We open with Andy proudly telling George how he plans to propose to the love of his life this evening, and he has already bought a diamond engagement ring. There is a bit of humor as George tries to see the miniscule diamond, pulling out binoculars and finally seeing the tiny thing. From here on, this show was painful to watch.
Andy goes to his girlfriend's house, pops the question, she, Loretta, happily accepts, and calls for her family to come out from the other rooms-big burly brother along with her parents, and everyone seems happy. He phones "his best friend Amos" ( a reference that sharply contrasts his daily behavior in all the other episodes where clearly he spends ten times as much time with George than with Amos) and says he has big news, can he come over right now?
Amos says, "We have other company, but come on over, I'm eager to hear your news!" Andy arrives and is about to tell Amos and his wife (first time we ever saw Mrs. Amos or their home, I think) when they introduce him to their guest-a woman named Mary, who has just moved to New York from Chicago. Andy takes one look and immediately decides he has no interest in Loretta. He declines to answer Amos's question about the big news and the next scene starts with Andy telling George how he is in love, and then reveals he now plans to marry Mary.

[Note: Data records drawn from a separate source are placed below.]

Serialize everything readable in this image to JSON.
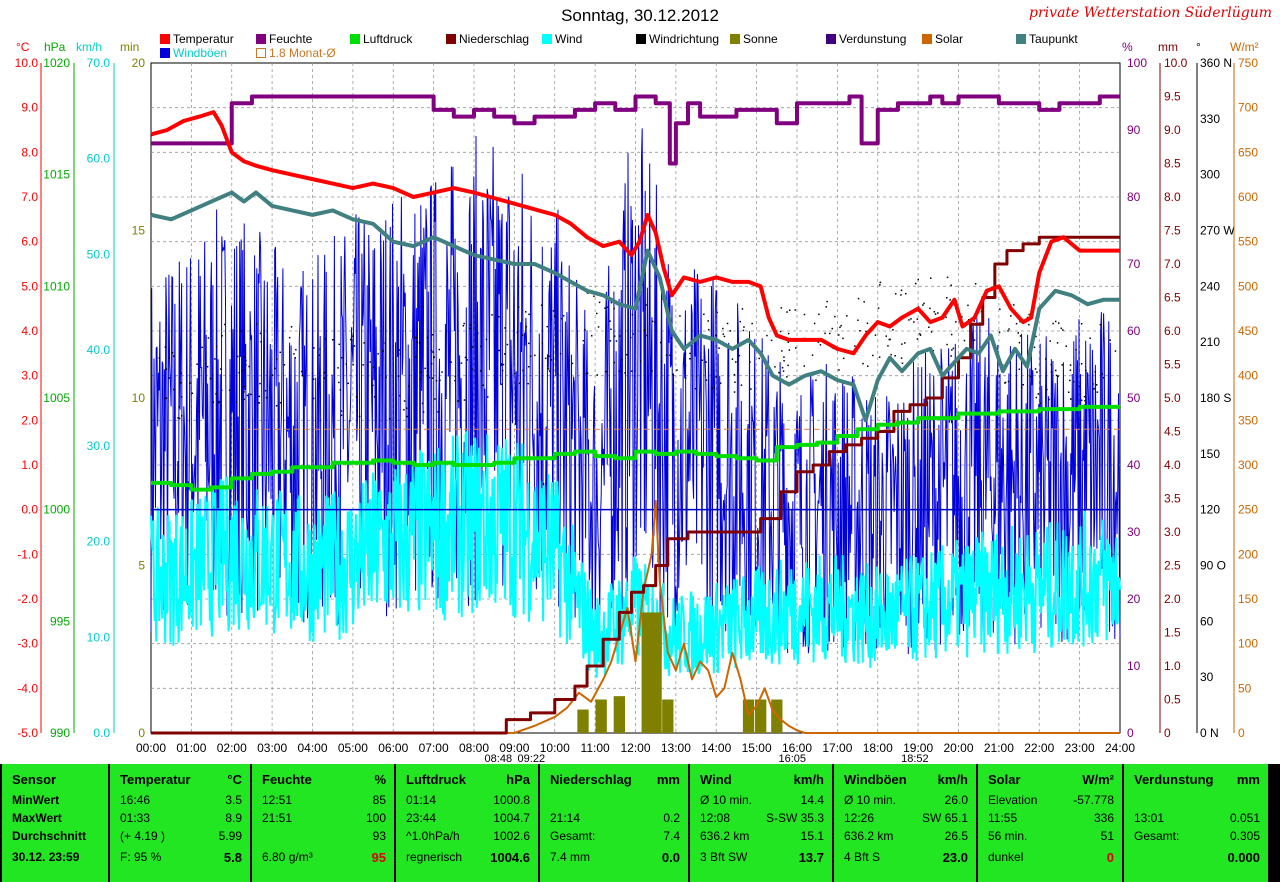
{
  "title": "Sonntag, 30.12.2012",
  "brand": "private Wetterstation Süderlügum",
  "legend": [
    {
      "label": "Temperatur",
      "color": "#ff0000"
    },
    {
      "label": "Feuchte",
      "color": "#800080"
    },
    {
      "label": "Luftdruck",
      "color": "#00dd00"
    },
    {
      "label": "Niederschlag",
      "color": "#800000"
    },
    {
      "label": "Wind",
      "color": "#00ffff"
    },
    {
      "label": "Windrichtung",
      "color": "#000000"
    },
    {
      "label": "Sonne",
      "color": "#808000"
    },
    {
      "label": "Verdunstung",
      "color": "#400080"
    },
    {
      "label": "Solar",
      "color": "#cc6600"
    },
    {
      "label": "Taupunkt",
      "color": "#408080"
    },
    {
      "label": "Windböen",
      "color": "#0000dd"
    },
    {
      "label": "1.8 Monat-Ø",
      "color": "#cc7722"
    }
  ],
  "axis_units": {
    "temp": "°C",
    "hpa": "hPa",
    "kmh": "km/h",
    "min": "min",
    "pct": "%",
    "mm": "mm",
    "deg": "°",
    "wm2": "W/m²"
  },
  "axis_colors": {
    "temp": "#ff0000",
    "hpa": "#00aa00",
    "kmh": "#00cccc",
    "min": "#808000",
    "pct": "#800080",
    "mm": "#800000",
    "deg": "#000000",
    "wm2": "#cc6600"
  },
  "axes": {
    "temp": [
      "10.0",
      "9.0",
      "8.0",
      "7.0",
      "6.0",
      "5.0",
      "4.0",
      "3.0",
      "2.0",
      "1.0",
      "0.0",
      "-1.0",
      "-2.0",
      "-3.0",
      "-4.0",
      "-5.0"
    ],
    "hpa": [
      "1020",
      "1015",
      "1010",
      "1005",
      "1000",
      "995",
      "990"
    ],
    "kmh": [
      "70.0",
      "60.0",
      "50.0",
      "40.0",
      "30.0",
      "20.0",
      "10.0",
      "0.0"
    ],
    "min": [
      "20",
      "15",
      "10",
      "5",
      "0"
    ],
    "pct": [
      "100",
      "90",
      "80",
      "70",
      "60",
      "50",
      "40",
      "30",
      "20",
      "10",
      "0"
    ],
    "mm": [
      "10.0",
      "9.5",
      "9.0",
      "8.5",
      "8.0",
      "7.5",
      "7.0",
      "6.5",
      "6.0",
      "5.5",
      "5.0",
      "4.5",
      "4.0",
      "3.5",
      "3.0",
      "2.5",
      "2.0",
      "1.5",
      "1.0",
      "0.5",
      "0"
    ],
    "deg": [
      "360 N",
      "330",
      "300",
      "270 W",
      "240",
      "210",
      "180 S",
      "150",
      "120",
      "90 O",
      "60",
      "30",
      "0 N"
    ],
    "wm2": [
      "750",
      "700",
      "650",
      "600",
      "550",
      "500",
      "450",
      "400",
      "350",
      "300",
      "250",
      "200",
      "150",
      "100",
      "50",
      "0"
    ]
  },
  "time_marks": [
    "08:48",
    "09:22",
    "16:05",
    "18:52"
  ],
  "chart_data": {
    "type": "line",
    "title": "Sonntag, 30.12.2012",
    "x_ticks": [
      "00:00",
      "01:00",
      "02:00",
      "03:00",
      "04:00",
      "05:00",
      "06:00",
      "07:00",
      "08:00",
      "09:00",
      "10:00",
      "11:00",
      "12:00",
      "13:00",
      "14:00",
      "15:00",
      "16:00",
      "17:00",
      "18:00",
      "19:00",
      "20:00",
      "21:00",
      "22:00",
      "23:00",
      "24:00"
    ],
    "xlim": [
      0,
      24
    ],
    "grid": true,
    "series": [
      {
        "name": "Temperatur",
        "unit": "°C",
        "ylim": [
          -5,
          10
        ],
        "color": "#ff0000",
        "x": [
          0,
          0.4,
          0.8,
          1.2,
          1.55,
          1.75,
          2,
          2.3,
          2.6,
          3,
          3.5,
          4,
          4.5,
          5,
          5.5,
          6,
          6.5,
          7,
          7.5,
          8,
          8.4,
          8.8,
          9.2,
          9.6,
          10,
          10.4,
          10.8,
          11.2,
          11.6,
          11.9,
          12.1,
          12.3,
          12.5,
          12.7,
          12.9,
          13.2,
          13.6,
          14,
          14.4,
          14.8,
          15.1,
          15.3,
          15.5,
          15.8,
          16.2,
          16.6,
          17,
          17.4,
          17.7,
          18,
          18.3,
          18.6,
          19,
          19.3,
          19.6,
          19.9,
          20.1,
          20.4,
          20.7,
          21,
          21.3,
          21.6,
          21.8,
          22,
          22.3,
          22.6,
          23,
          23.3,
          23.6,
          24
        ],
        "y": [
          8.4,
          8.5,
          8.7,
          8.8,
          8.9,
          8.6,
          8.0,
          7.8,
          7.7,
          7.6,
          7.5,
          7.4,
          7.3,
          7.2,
          7.3,
          7.2,
          7.0,
          7.1,
          7.2,
          7.1,
          7.0,
          6.9,
          6.8,
          6.7,
          6.6,
          6.4,
          6.1,
          5.9,
          6.0,
          5.7,
          6.0,
          6.6,
          6.2,
          5.4,
          4.8,
          5.2,
          5.1,
          5.2,
          5.1,
          5.1,
          5.0,
          4.3,
          3.9,
          3.8,
          3.8,
          3.8,
          3.6,
          3.5,
          3.9,
          4.2,
          4.1,
          4.3,
          4.5,
          4.2,
          4.3,
          4.7,
          4.1,
          4.3,
          4.9,
          5.0,
          4.5,
          4.2,
          4.3,
          5.3,
          6.0,
          6.1,
          5.8,
          5.8,
          5.8,
          5.8
        ]
      },
      {
        "name": "Feuchte",
        "unit": "%",
        "ylim": [
          0,
          100
        ],
        "color": "#800080",
        "x": [
          0,
          0.5,
          1,
          1.5,
          2,
          2.5,
          3,
          3.5,
          4,
          4.5,
          5,
          5.5,
          6,
          6.5,
          7,
          7.5,
          8,
          8.5,
          9,
          9.5,
          10,
          10.5,
          11,
          11.5,
          12,
          12.5,
          12.85,
          13,
          13.3,
          13.6,
          14,
          14.5,
          15,
          15.5,
          16,
          16.5,
          17,
          17.3,
          17.6,
          18,
          18.5,
          19,
          19.3,
          19.6,
          20,
          20.5,
          21,
          21.5,
          22,
          22.5,
          23,
          23.5,
          24
        ],
        "y": [
          88,
          88,
          88,
          88,
          94,
          95,
          95,
          95,
          95,
          95,
          95,
          95,
          95,
          95,
          93,
          92,
          93,
          92,
          91,
          92,
          92,
          93,
          94,
          93,
          95,
          94,
          85,
          91,
          94,
          92,
          92,
          93,
          93,
          91,
          94,
          94,
          94,
          95,
          88,
          93,
          94,
          94,
          95,
          94,
          95,
          95,
          94,
          94,
          93,
          94,
          94,
          95,
          95
        ]
      },
      {
        "name": "Luftdruck",
        "unit": "hPa",
        "ylim": [
          990,
          1020
        ],
        "color": "#00dd00",
        "x": [
          0,
          0.5,
          1,
          1.5,
          2,
          2.5,
          3,
          3.5,
          4,
          4.5,
          5,
          5.5,
          6,
          6.5,
          7,
          7.5,
          8,
          8.5,
          9,
          9.5,
          10,
          10.5,
          11,
          11.5,
          12,
          12.5,
          13,
          13.5,
          14,
          14.5,
          15,
          15.5,
          16,
          16.5,
          17,
          17.5,
          18,
          18.5,
          19,
          19.5,
          20,
          20.5,
          21,
          21.5,
          22,
          22.5,
          23,
          23.5,
          24
        ],
        "y": [
          1001.2,
          1001.1,
          1000.9,
          1001.0,
          1001.4,
          1001.6,
          1001.7,
          1001.9,
          1001.9,
          1002.1,
          1002.1,
          1002.2,
          1002.1,
          1002.0,
          1002.1,
          1002.0,
          1002.0,
          1002.1,
          1002.3,
          1002.3,
          1002.5,
          1002.6,
          1002.4,
          1002.3,
          1002.6,
          1002.5,
          1002.6,
          1002.5,
          1002.4,
          1002.3,
          1002.2,
          1002.8,
          1002.9,
          1003.0,
          1003.3,
          1003.6,
          1003.8,
          1003.9,
          1004.1,
          1004.1,
          1004.3,
          1004.3,
          1004.4,
          1004.4,
          1004.5,
          1004.5,
          1004.6,
          1004.6,
          1004.6
        ]
      },
      {
        "name": "Taupunkt",
        "unit": "°C",
        "ylim": [
          -5,
          10
        ],
        "color": "#408080",
        "x": [
          0,
          0.5,
          1,
          1.5,
          2,
          2.3,
          2.6,
          3,
          3.5,
          4,
          4.5,
          5,
          5.5,
          6,
          6.5,
          7,
          7.5,
          8,
          8.5,
          9,
          9.5,
          10,
          10.4,
          10.8,
          11.2,
          11.6,
          12,
          12.3,
          12.6,
          12.9,
          13.2,
          13.6,
          14,
          14.4,
          14.8,
          15.1,
          15.4,
          15.8,
          16.2,
          16.6,
          17,
          17.4,
          17.7,
          18,
          18.3,
          18.6,
          19,
          19.3,
          19.6,
          19.9,
          20.2,
          20.5,
          20.8,
          21.1,
          21.4,
          21.7,
          22,
          22.4,
          22.8,
          23.2,
          23.6,
          24
        ],
        "y": [
          6.6,
          6.5,
          6.7,
          6.9,
          7.1,
          6.9,
          7.1,
          6.8,
          6.7,
          6.6,
          6.7,
          6.5,
          6.4,
          6.0,
          5.9,
          6.1,
          5.9,
          5.7,
          5.6,
          5.5,
          5.5,
          5.3,
          5.1,
          4.9,
          4.8,
          4.6,
          4.5,
          5.8,
          5.2,
          4.0,
          3.6,
          3.9,
          3.8,
          3.6,
          3.8,
          3.5,
          3.0,
          2.8,
          3.0,
          3.1,
          2.9,
          2.8,
          2.0,
          2.9,
          3.4,
          3.1,
          3.5,
          3.6,
          3.0,
          3.3,
          3.6,
          3.5,
          3.9,
          3.1,
          3.6,
          3.2,
          4.5,
          4.9,
          4.8,
          4.6,
          4.7,
          4.7
        ]
      },
      {
        "name": "Niederschlag",
        "unit": "mm",
        "ylim": [
          0,
          10
        ],
        "color": "#800000",
        "x": [
          0,
          8.4,
          8.8,
          9.4,
          10,
          10.5,
          10.8,
          11.2,
          11.6,
          11.9,
          12.2,
          12.5,
          12.8,
          13.3,
          13.9,
          14.6,
          15.1,
          15.6,
          16.0,
          16.4,
          16.8,
          17.2,
          17.6,
          18.0,
          18.4,
          18.8,
          19.2,
          19.6,
          20.0,
          20.3,
          20.6,
          20.9,
          21.2,
          21.6,
          22,
          23,
          24
        ],
        "y": [
          0,
          0,
          0.2,
          0.3,
          0.5,
          0.7,
          1.0,
          1.4,
          1.8,
          2.1,
          2.2,
          2.5,
          2.9,
          3.0,
          3.0,
          3.0,
          3.2,
          3.6,
          3.9,
          4.0,
          4.2,
          4.3,
          4.4,
          4.5,
          4.8,
          4.9,
          5.0,
          5.3,
          5.6,
          6.1,
          6.5,
          7.0,
          7.2,
          7.3,
          7.4,
          7.4,
          7.4
        ]
      },
      {
        "name": "Solar",
        "unit": "W/m²",
        "ylim": [
          0,
          750
        ],
        "color": "#cc6600",
        "x": [
          0,
          9,
          9.5,
          10,
          10.3,
          10.6,
          10.9,
          11.2,
          11.4,
          11.6,
          11.8,
          12,
          12.2,
          12.4,
          12.5,
          12.6,
          12.8,
          13,
          13.2,
          13.4,
          13.6,
          13.8,
          14,
          14.2,
          14.4,
          14.6,
          14.8,
          15,
          15.2,
          15.4,
          15.6,
          15.8,
          16,
          16.2,
          24
        ],
        "y": [
          0,
          0,
          8,
          18,
          28,
          45,
          35,
          60,
          80,
          110,
          140,
          80,
          160,
          200,
          260,
          170,
          90,
          70,
          100,
          60,
          80,
          70,
          40,
          50,
          90,
          60,
          20,
          30,
          50,
          25,
          15,
          8,
          3,
          0,
          0
        ]
      },
      {
        "name": "Sonne",
        "unit": "min",
        "ylim": [
          0,
          20
        ],
        "color": "#808000",
        "x": [
          10.7,
          11.15,
          11.6,
          12.4,
          12.8,
          14.8,
          15.1,
          15.5
        ],
        "y": [
          0.7,
          1.0,
          1.1,
          3.6,
          1.0,
          1.0,
          1.0,
          1.0
        ]
      },
      {
        "name": "Wind",
        "unit": "km/h",
        "ylim": [
          0,
          70
        ],
        "color": "#00ffff",
        "kind": "noisy_mean",
        "x": [
          0,
          1,
          2,
          3,
          4,
          5,
          6,
          7,
          8,
          9,
          10,
          11,
          12,
          13,
          14,
          15,
          16,
          17,
          18,
          19,
          20,
          21,
          22,
          23,
          24
        ],
        "y": [
          16,
          17,
          19,
          18,
          17,
          18,
          20,
          21,
          22,
          22,
          19,
          10,
          13,
          10,
          11,
          12,
          13,
          13,
          12,
          13,
          14,
          15,
          15,
          16,
          16
        ]
      },
      {
        "name": "Windböen",
        "unit": "km/h",
        "ylim": [
          0,
          70
        ],
        "color": "#0000dd",
        "kind": "noisy_mean",
        "x": [
          0,
          1,
          2,
          3,
          4,
          5,
          6,
          7,
          8,
          9,
          10,
          11,
          12,
          13,
          14,
          15,
          16,
          17,
          18,
          19,
          20,
          21,
          22,
          23,
          24
        ],
        "y": [
          30,
          32,
          34,
          31,
          30,
          33,
          35,
          36,
          38,
          38,
          34,
          25,
          40,
          30,
          30,
          26,
          23,
          24,
          22,
          24,
          26,
          27,
          25,
          27,
          28
        ]
      },
      {
        "name": "Windrichtung",
        "unit": "°",
        "ylim": [
          0,
          360
        ],
        "color": "#000000",
        "kind": "scatter_noise",
        "x": [
          0,
          2,
          4,
          6,
          8,
          10,
          12,
          14,
          16,
          18,
          20,
          22,
          24
        ],
        "y": [
          185,
          200,
          195,
          190,
          200,
          215,
          215,
          205,
          210,
          220,
          225,
          200,
          200
        ]
      }
    ]
  },
  "table": {
    "sensor": {
      "header": "Sensor",
      "rows": [
        "MinWert",
        "MaxWert",
        "Durchschnitt",
        "30.12. 23:59"
      ]
    },
    "temperatur": {
      "header": "Temperatur",
      "unit": "°C",
      "rows": [
        [
          "16:46",
          "3.5"
        ],
        [
          "01:33",
          "8.9"
        ],
        [
          "(+ 4.19 )",
          "5.99"
        ],
        [
          "F: 95 %",
          "5.8"
        ]
      ]
    },
    "feuchte": {
      "header": "Feuchte",
      "unit": "%",
      "rows": [
        [
          "12:51",
          "85"
        ],
        [
          "21:51",
          "100"
        ],
        [
          "",
          "93"
        ],
        [
          "6.80 g/m³",
          "95"
        ]
      ]
    },
    "luftdruck": {
      "header": "Luftdruck",
      "unit": "hPa",
      "rows": [
        [
          "01:14",
          "1000.8"
        ],
        [
          "23:44",
          "1004.7"
        ],
        [
          "^1.0hPa/h",
          "1002.6"
        ],
        [
          "regnerisch",
          "1004.6"
        ]
      ]
    },
    "niederschlag": {
      "header": "Niederschlag",
      "unit": "mm",
      "rows": [
        [
          "",
          ""
        ],
        [
          "21:14",
          "0.2"
        ],
        [
          "Gesamt:",
          "7.4"
        ],
        [
          "7.4 mm",
          "0.0"
        ]
      ]
    },
    "wind": {
      "header": "Wind",
      "unit": "km/h",
      "rows": [
        [
          "Ø 10 min.",
          "14.4"
        ],
        [
          "12:08",
          "S-SW 35.3"
        ],
        [
          "636.2 km",
          "15.1"
        ],
        [
          "3 Bft SW",
          "13.7"
        ]
      ]
    },
    "windboeen": {
      "header": "Windböen",
      "unit": "km/h",
      "rows": [
        [
          "Ø 10 min.",
          "26.0"
        ],
        [
          "12:26",
          "SW 65.1"
        ],
        [
          "636.2 km",
          "26.5"
        ],
        [
          "4 Bft S",
          "23.0"
        ]
      ]
    },
    "solar": {
      "header": "Solar",
      "unit": "W/m²",
      "rows": [
        [
          "Elevation",
          "-57.778"
        ],
        [
          "11:55",
          "336"
        ],
        [
          "56 min.",
          "51"
        ],
        [
          "dunkel",
          "0"
        ]
      ]
    },
    "verdunstung": {
      "header": "Verdunstung",
      "unit": "mm",
      "rows": [
        [
          "",
          ""
        ],
        [
          "13:01",
          "0.051"
        ],
        [
          "Gesamt:",
          "0.305"
        ],
        [
          "",
          "0.000"
        ]
      ]
    }
  }
}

A phone call from Loretta reminds him they were get their marriage license that day. Under threat of physical violence from her family, he goes with Loretta and gets a license. They are to wed in just over a week. His buddies give Andy the notion that if he is already married to Mary, Loretta will be out of luck (although unspoken is the lawsuit she could win if he did this, since he asked her first and she accepted.)
So he arranges for a wedding chapel the next day and stupidly (sorry, there is no reason in the world to trust Lightnin' to correctly handle a message) tells Lightnin' that if his (unnamed) fiancée comes by, to tell her about tomorrow's wedding date and place. With two fiancées, how could he not specify which one? Of course, Loretta calls and gets all excited that her fiancé has picked out the time and place for tomorrow and she no longer has a week to get ready, but just an afternoon. I'd think she'd be furious at his doing all this on his own.
Andy later calls Mary and gives her the same news. So with groom and best man George-sorry about that, "best friend" Amos-waiting with the justice-of-the-peace, both brides and their escorts start up the aisle together, kind of squeezing each other as they try to be just ahead, until Andy decides to run away, and we wind up hearing that both women have dropped Andy.
There is a tag ending where after disappearing for two days, Andy goes back for a third marriage license with the female cab driver that helped him escape his unique "double wedding" of two days earlier.
I thought, when one bride saw the other, the logical thing would be for them to get into an argument, not quietly try to squeeze past the other like they're thinking whoever gets there first gets to marry him.
When Loretta phoned Andy at the lodge hall to ask why he didn't come get her to get the license, she was so hostile you'd think she knew everything about what he'd been doing, when she hadn't. The way she yelled at him without knowing anything about why he didn't show up was the type of treatment that would make a lot of grooms-to-be want to call of the wedding.
But of course the dumbest part was that just after getting engaged and seeming really happy about it, Andy takes one look at a pretty girl and immediately decides this stranger is the one he really wants to marry. I could, to an extent, understand a man in the middle of a 9-month engagement, having just had another big disagreement with the woman, seeing a beautiful girl and thinking maybe he'd like to get to know her, that maybe he's made a mistake.
But Andy was in the middle of telling his friend the happiest news ever, with no reason to be unhappy with Loretta. Anyone who would drop a fiancée in that situation is not the sort of man any woman should marry-he'll drop her if he ever spots a woman he thinks is prettier. Totally unbelievable and unlikeable of Andy.
Of course, Mary wanting to marry someone she jut met says a lot about her character-maybe Andy would have been right for her after all. Loretta's bossiness sure makes her seem like a nightmare to be married to.
This was a rare episode that really wasn't about Kingfish at all. He was a side character here. Too bad the episode was not funny, just stupid. A 3, I guess, but don't ask me to explain why it's not a lower score.